Refer to section 2 ‘Use digital devices, services and information responsibly’ for information regarding inappropriate use in all circumstances.
4.12 International roaming
The department’s standard mobile contracts incur high usage charges when used overseas. If you are taking an approved department mobile device overseas for use, use the international roaming option infrequently and economically. If you will require extended use of international roaming, contact the Mobile Devices team (mobilecomms@det.nsw.edu.au) for advice, additional information or assistance with mobile devices or contracts before travelling overseas.
4.13 Arriving back in Australia
On returning to the country, staff must:
- return all clean devices to ICT support staff for inspection and wiping
- confirm that passwords for any digital service used or accessed while overseas have been changed
- hand over any suspicious gifts or compromised devices to ICT support staff for examination
- report any suspected compromise of a device or other suspicious behaviour to EDConnect.

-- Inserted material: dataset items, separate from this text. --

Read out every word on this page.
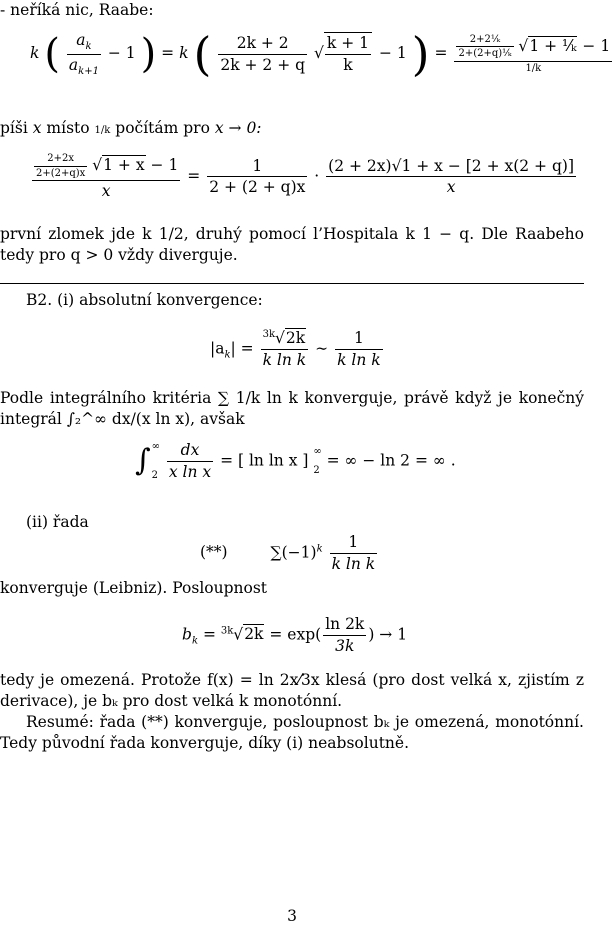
- neříká nic, Raabe:
k ( $\frac{a_k}{a_{k+1}} - 1$ ) = k ( $\frac{2k + 2}{2k + 2 + q}$ √ $\frac{k + 1}{k} - 1$ ) = $\frac{\frac{\text{2+2¹⁄ₖ}}{\text{2+(2+q)¹⁄ₖ}} √1 + ^1⁄_k - 1}{1/k}$
píši x místo 1/k počítám pro x → 0:
$\frac{\frac{2+2x}{2+(2+q)x} √1 + x - 1}{x} = \frac{1}{2 + (2 + q)x} \cdot \frac{(2 + 2x)√1 + x - [2 + x(2 + q)]}{x}$
první zlomek jde k 1/2, druhý pomocí l’Hospitala k 1 − q. Dle Raabeho tedy pro q > 0 vždy diverguje.
B2. (i) absolutní konvergence:
$|a_k| = \frac{^{3k}√2k}{\text{k ln k}}$ ∼ $\frac{1}{\text{k ln k}}$
Podle integrálního kritéria ∑ 1/k ln k konverguje, právě když je konečný integrál ∫₂^∞ dx/(x ln x), avšak
∫ ∞
2
$\frac{dx}{\text{x ln x}}$ = [ ln ln x ] ∞
2
= ∞ − ln 2 = ∞ .
(ii) řada
(**)	$\sum(-1)^k \frac{1}{\text{k ln k}}$
konverguje (Leibniz). Posloupnost
$b_k = ^{3k}√2k = \exp( \frac{\ln 2k}{3k}$ ) → 1
tedy je omezená. Protože f(x) = ln 2x⁄3x klesá (pro dost velká x, zjistím z derivace), je bₖ pro dost velká k monotónní.
Resumé: řada (**) konverguje, posloupnost bₖ je omezená, monotónní. Tedy původní řada konverguje, díky (i) neabsolutně.
3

Record-keeping requirements
Refer to Functional Retention and Disposal Authority: FA387 (PDF 106 KB) for information on retaining and disposing of records.
Staff members need to preserve relevant business communications and ensure they comply with the department’s Records Management Program when deleting any electronic business communication.
Business communications, including email and other forms of messaging sent electronically become official records, subject to the State Records Act 1998 and the department’s Records Management Program. Electronic records are subject to the same standards of record keeping that apply to paper records.
Supporting tools, resources and related information
Read this document with reference to the following:
- Cyber Security policy
- Digital devices and online services for students policy
- Work health and safety (WHS) policy
- Child protection – responding to and reporting students at risk of harm policy
- Child protection – allegations against employees policy
- Code of conduct policy
- Travel on official business policy and Guidelines
- Excursions policy
- NSW Workplace Surveillance Act 2005
Policy contact
The Chief Information Security Officer monitors the implementation of this procedure, regularly reviews its contents to ensure relevance and accuracy, and updates it as needed.